The surplus of unsold new properties in Spain reached 389,000 units, according to a report from Tinsa ( property evaluation company ) , a figure that will require two and a half years for the stock to be absorbed. This means that the date of reference is the first half of 2008 and that the demand will be for around 150,000 new houses a year.
Their statistics indicate that the current stock of housing corresponds to approximately 25 per cent of all flats that have been constructed since the boom, meaning that one out of every four homes is for sale.
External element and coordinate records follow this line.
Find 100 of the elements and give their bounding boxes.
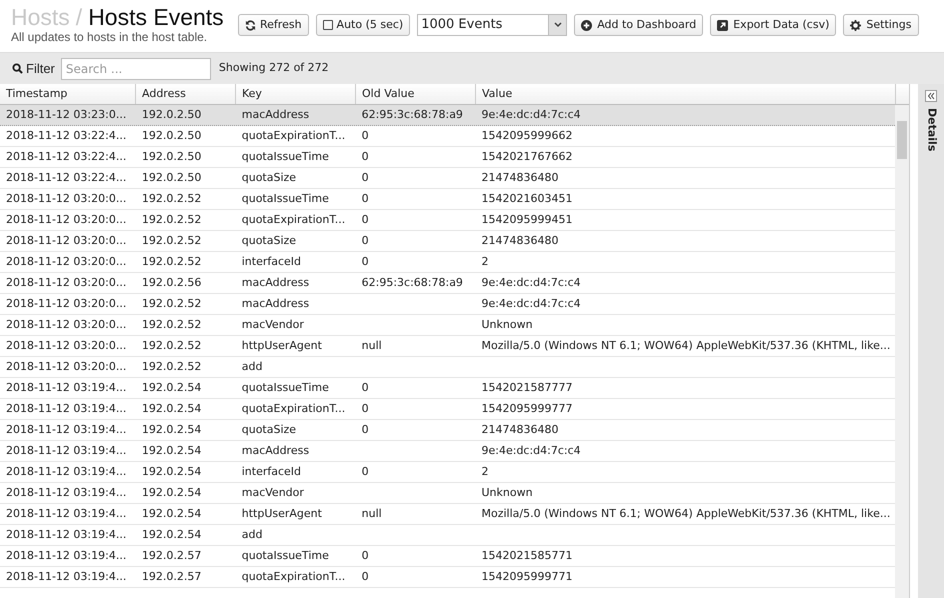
table-cell-text: 0 bbox=[362, 422, 369, 438]
table-cell-text: 192.0.2.50 bbox=[142, 170, 202, 186]
table-cell-text: macAddress bbox=[242, 274, 310, 291]
page-title: Hosts Events bbox=[88, 4, 224, 30]
breadcrumb-separator: / bbox=[76, 4, 82, 30]
table-cell-text: quotaExpirationT... bbox=[242, 212, 346, 228]
table-cell-text: Mozilla/5.0 (Windows NT 6.1; WOW64) AppleWebKit/537.36 (KHTML, like... bbox=[482, 338, 890, 354]
table-cell-text: 2018-11-12 03:22:4... bbox=[6, 128, 126, 144]
table-cell-text: 1542021767662 bbox=[482, 148, 572, 165]
table-cell-text: quotaSize bbox=[242, 232, 296, 249]
table-cell-text: 192.0.2.52 bbox=[142, 212, 202, 228]
table-cell-text: 2018-11-12 03:22:4... bbox=[6, 170, 126, 186]
column-header[interactable]: Key bbox=[236, 84, 356, 104]
table-cell-text: 0 bbox=[362, 148, 369, 165]
external-link-icon bbox=[717, 20, 728, 30]
table-cell-text: 192.0.2.54 bbox=[142, 400, 202, 417]
table-cell-text: interfaceId bbox=[242, 464, 302, 480]
table-cell-text: 1542095999771 bbox=[482, 568, 572, 585]
table-cell-text: 21474836480 bbox=[482, 422, 558, 438]
table-cell-text: 192.0.2.54 bbox=[142, 484, 202, 501]
table-cell-text: quotaSize bbox=[242, 422, 296, 438]
search-field[interactable]: Search ... bbox=[60, 58, 211, 80]
table-cell-text: 2 bbox=[482, 254, 488, 270]
table-cell-text: 2018-11-12 03:20:0... bbox=[6, 316, 126, 333]
page-subtitle: All updates to hosts in the host table. bbox=[11, 30, 208, 44]
table-cell-text: 1542095999451 bbox=[482, 212, 572, 228]
column-header[interactable]: Value bbox=[476, 84, 896, 104]
table-cell-text: 2018-11-12 03:19:4... bbox=[6, 484, 126, 501]
column-header[interactable]: Old Value bbox=[356, 84, 476, 104]
table-cell-text: 192.0.2.50 bbox=[142, 106, 202, 123]
table-cell-text: 2018-11-12 03:20:0... bbox=[6, 190, 126, 207]
table-cell-text: 2018-11-12 03:20:0... bbox=[6, 274, 126, 291]
table-cell-text: 1542095999662 bbox=[482, 128, 572, 144]
table-cell-text: 0 bbox=[362, 548, 369, 564]
table-cell-text: 192.0.2.54 bbox=[142, 464, 202, 480]
events-limit-dropdown[interactable]: 1000 Events bbox=[417, 14, 568, 36]
add-to-dashboard-button[interactable]: Add to Dashboard bbox=[574, 14, 704, 36]
table-cell-text: Unknown bbox=[482, 316, 533, 333]
table-cell-text: 62:95:3c:68:78:a9 bbox=[362, 106, 463, 123]
table-cell-text: quotaIssueTime bbox=[242, 548, 329, 564]
table-cell-text: 2018-11-12 03:23:0... bbox=[6, 106, 126, 123]
table-row[interactable]: 2018-11-12 03:23:0... 192.0.2.50 macAddress 62:95:3c:68:78:a9 9e:4e:dc:d4:7c:c4 bbox=[0, 105, 896, 126]
checkbox[interactable] bbox=[322, 20, 333, 30]
table-cell-text: 0 bbox=[362, 380, 369, 396]
refresh-button[interactable]: Refresh bbox=[238, 14, 309, 36]
table-cell-text: 192.0.2.52 bbox=[142, 338, 202, 354]
table-cell-text: 1542095999777 bbox=[482, 400, 572, 417]
table-cell-text: quotaIssueTime bbox=[242, 380, 329, 396]
table-cell-text: 2018-11-12 03:22:4... bbox=[6, 148, 126, 165]
search-icon bbox=[12, 63, 23, 74]
table-cell-text: 2018-11-12 03:20:0... bbox=[6, 254, 126, 270]
table-cell-text: 9e:4e:dc:d4:7c:c4 bbox=[482, 274, 581, 291]
table-cell-text: null bbox=[362, 506, 382, 522]
table-cell-text: 2018-11-12 03:20:0... bbox=[6, 338, 126, 354]
table-cell-text: 2018-11-12 03:19:4... bbox=[6, 568, 126, 585]
scrollbar[interactable] bbox=[895, 105, 909, 598]
column-header[interactable]: Address bbox=[136, 84, 236, 104]
details-panel[interactable]: Details bbox=[918, 84, 944, 598]
table-cell-text: 192.0.2.52 bbox=[142, 232, 202, 249]
table-cell-text: 0 bbox=[362, 400, 369, 417]
table-cell-text: 0 bbox=[362, 190, 369, 207]
filter-label: Filter bbox=[26, 60, 55, 78]
table-cell-text: 192.0.2.52 bbox=[142, 296, 202, 312]
export-button[interactable]: Export Data (csv) bbox=[710, 14, 836, 36]
auto-refresh-toggle[interactable]: Auto (5 sec) bbox=[316, 14, 410, 36]
table-cell-text: quotaExpirationT... bbox=[242, 400, 346, 417]
table-cell-text: 9e:4e:dc:d4:7c:c4 bbox=[482, 442, 581, 459]
table-cell-text: macAddress bbox=[242, 442, 310, 459]
table-cell-text: 0 bbox=[362, 170, 369, 186]
table-cell-text: macAddress bbox=[242, 296, 310, 312]
table-cell-text: 21474836480 bbox=[482, 232, 558, 249]
table-cell-text: 62:95:3c:68:78:a9 bbox=[362, 274, 463, 291]
table-cell-text: 1542021603451 bbox=[482, 190, 572, 207]
table-cell-text: 0 bbox=[362, 254, 369, 270]
table-cell-text: 0 bbox=[362, 232, 369, 249]
table-cell-text: Unknown bbox=[482, 484, 533, 501]
table-cell-text: 2018-11-12 03:19:4... bbox=[6, 526, 126, 543]
column-header[interactable]: Timestamp bbox=[0, 84, 136, 104]
table-cell-text: quotaIssueTime bbox=[242, 148, 329, 165]
table-cell-text: quotaExpirationT... bbox=[242, 568, 346, 585]
table-cell-text: 0 bbox=[362, 128, 369, 144]
table-cell-text: 2018-11-12 03:20:0... bbox=[6, 232, 126, 249]
table-cell-text: 192.0.2.50 bbox=[142, 128, 202, 144]
table-cell-text: 2018-11-12 03:19:4... bbox=[6, 422, 126, 438]
settings-button[interactable]: Settings bbox=[843, 14, 918, 36]
table-cell-text: macAddress bbox=[242, 106, 310, 123]
collapse-icon[interactable] bbox=[925, 90, 937, 102]
table-cell-text: null bbox=[362, 338, 382, 354]
table-cell-text: 192.0.2.54 bbox=[142, 422, 202, 438]
table-cell-text: 192.0.2.50 bbox=[142, 148, 202, 165]
table-cell-text: 2018-11-12 03:19:4... bbox=[6, 442, 126, 459]
table-cell-text: 0 bbox=[362, 568, 369, 585]
table-cell-text: 192.0.2.54 bbox=[142, 442, 202, 459]
table-cell-text: 2018-11-12 03:20:0... bbox=[6, 212, 126, 228]
table-cell-text: quotaIssueTime bbox=[242, 190, 329, 207]
table-cell-text: add bbox=[242, 526, 262, 543]
table-cell-text: 2018-11-12 03:19:4... bbox=[6, 380, 126, 396]
table-cell-text: 0 bbox=[362, 464, 369, 480]
settings-icon bbox=[850, 20, 862, 30]
table-cell-text: add bbox=[242, 358, 262, 375]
Tinsa’s report, “In-depth Analysis of the 2015 Stock of Housing,” highlights that despite the crisis, 1.56 million homes have been built since 2008 in Spain, a figure that is equivalent to 6.4 per cent of the existing real estate market.
Where is there the greatest number of vacant homes?
Currently, there are 389,000 new vacant homes, with the provinces of Madrid, Valencia, Murcia, Barcelona and Alicante amassing the highest number.
The most problematic regions
Nevertheless, if we put aside the total number of unoccupied homes and look at how much they represent in terms of the total volume of finished houses, we discover that Almeria (38.9 per cent), Cuenca (37.1 per cent), Castellón (36.1 per cent), Toledo (34.7 per cent) and Murcia (32.7 per cent) have the highest rates of vacant homes. Thus, according to Tinsa, the main problem consists of how much that stock means within the rate of homes constructed in each area.
Tinsa’s report reminds us that the paralysis of trade during the crisis has brought a great number of developers, incapable of facing the loan obligations they took on, to bankruptcy. In this scenario, financial entities have made their appearance as new property owners and, as a second derivative, SAREB (Company for the Management of Assets Proceeding from the Restructuration of the Banking System) and bank mortgage services have arisen as the new actors in the sector. In fact, they control 86.1 per cent of the total market.
Tinsa claims “there is a correlation between the use of this formula and the proportion of stock. It is in those locations where there is a high percentage of new, overbuilt vacant housing, that rentals are put on the market at a much higher rate. In those areas where the vacancy rate of new homes is higher than 50 per cent, the average rate of renting reached 12 per cent. And, conversely, in locations where the stock [of vacant homes] is less than 10 per cent of the housing constructed, the rate of renting does not even reach 6 per cent.”
Other revealing data shows that part of the stock is out of the market: it is neither for sale nor for rent. Tinsa puts that residential stock at around 3.9 per cent. As Tinsa explains, “Not all the stock waiting to be sold has a ‘for sale’ sign. It’s difficult to estimate which part of this stock of new vacant residences is not being marketed, but it represents a relatively low percentage of the total amount. As in the present situation in the Spanish municipalities with the biggest market of new construction for sale or for rent, about 4 per cent of the stocks is found outside of the market.”
The appraisal firm claims that there are multiple factors that explain why there are still almost 400,000 empty homes on the market. Among them are bankruptcy, poor building location, high prices and a lack of strengthening in the current environment.
Prices will remain stable in 2016
The appraisal firm claims that the widespread feeling is that prices are in a stable place. This is a theory shared by the consensus of experts.
Indeed, this belief is so widely shared that the expectation for next year is that prices will be stable for more than half the stock. Specifically, Tinsa believes that the price of 41.3 per cent of surplus homes will stay stable, while another 22.5 per cent could experience a slight rise of in between 0 and 3 per cent. However, about 19 per cent could drop by as much as around 3 per cent.
What is clear from the report is that there will not be big decreases or increases: hardly even 1.8 per cent of the stock stands to drop more than 6 per cent and another 2.3 per cent could rally above said level.